喋りの達者ではない人はオーディションに受からず消えていき、オーディションに受かるような人物だけが芸能界に残るのだ。
「ってことだから、今からオーディションでの立ち振る舞いを伝授する」
「えーっ、今日は休息日にしてくれるんじゃなかったんですか?」
「明日オーディションでの立ち振る舞いを伝授してたら、間に合わないだろ。明日がオーディションなんだから」
「スケジュールに無理があるんですってば。いきなり明日オーディションだなんて。湧人君には詰め込み癖がありますよ!?」
そして梁取湧人は、少し前まで素人だった僕に期待をしすぎだ。
いきなりオーディションに連れて行かれても、借りてきた猫のようにビビり倒して終了の気がする。
僕の表情で何かを察したのか、梁取湧人がにっこりと笑った。
「心配するな。俺も明日は失敗すると思ってる。失敗を恐れなくていい!」
「失敗すると分かってるのにオーディションを受けるんですか!?」
「練習だって言っただろ。失敗だって糧になるんだ」
その意見は一理ある。一理あるけど、失敗すると分かっているものに挑むのはどうも気が進まない。
僕がそんなことを言っても、梁取湧人はオーディションに僕を引っ張って連れて行くのだろうけど。
「だから今日は早く寝るんだぞ。

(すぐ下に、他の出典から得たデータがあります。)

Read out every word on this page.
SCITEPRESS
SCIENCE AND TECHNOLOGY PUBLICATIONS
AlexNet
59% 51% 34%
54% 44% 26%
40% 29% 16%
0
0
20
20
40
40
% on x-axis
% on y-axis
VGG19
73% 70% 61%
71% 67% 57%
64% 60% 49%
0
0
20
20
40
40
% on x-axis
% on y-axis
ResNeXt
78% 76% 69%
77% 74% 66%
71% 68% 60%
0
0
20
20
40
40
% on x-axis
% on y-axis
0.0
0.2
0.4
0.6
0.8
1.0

肌のコンディションを少しでも良くするためにな。じゃあ五分後に、オーディションでの立ち振る舞いの講義を行なう!」
「五分後って、ええっ……」
「リビングでやるからな!」
梁取湧人はそう宣言をすると、オーディションの講義とやらに必要なのだろう品を取りに、また自室へ戻ってしまった。
「はあ。忙しすぎて梁取湧人のことを探るどころじゃないな」
一人になったリビングで、僕は溜息を吐いた。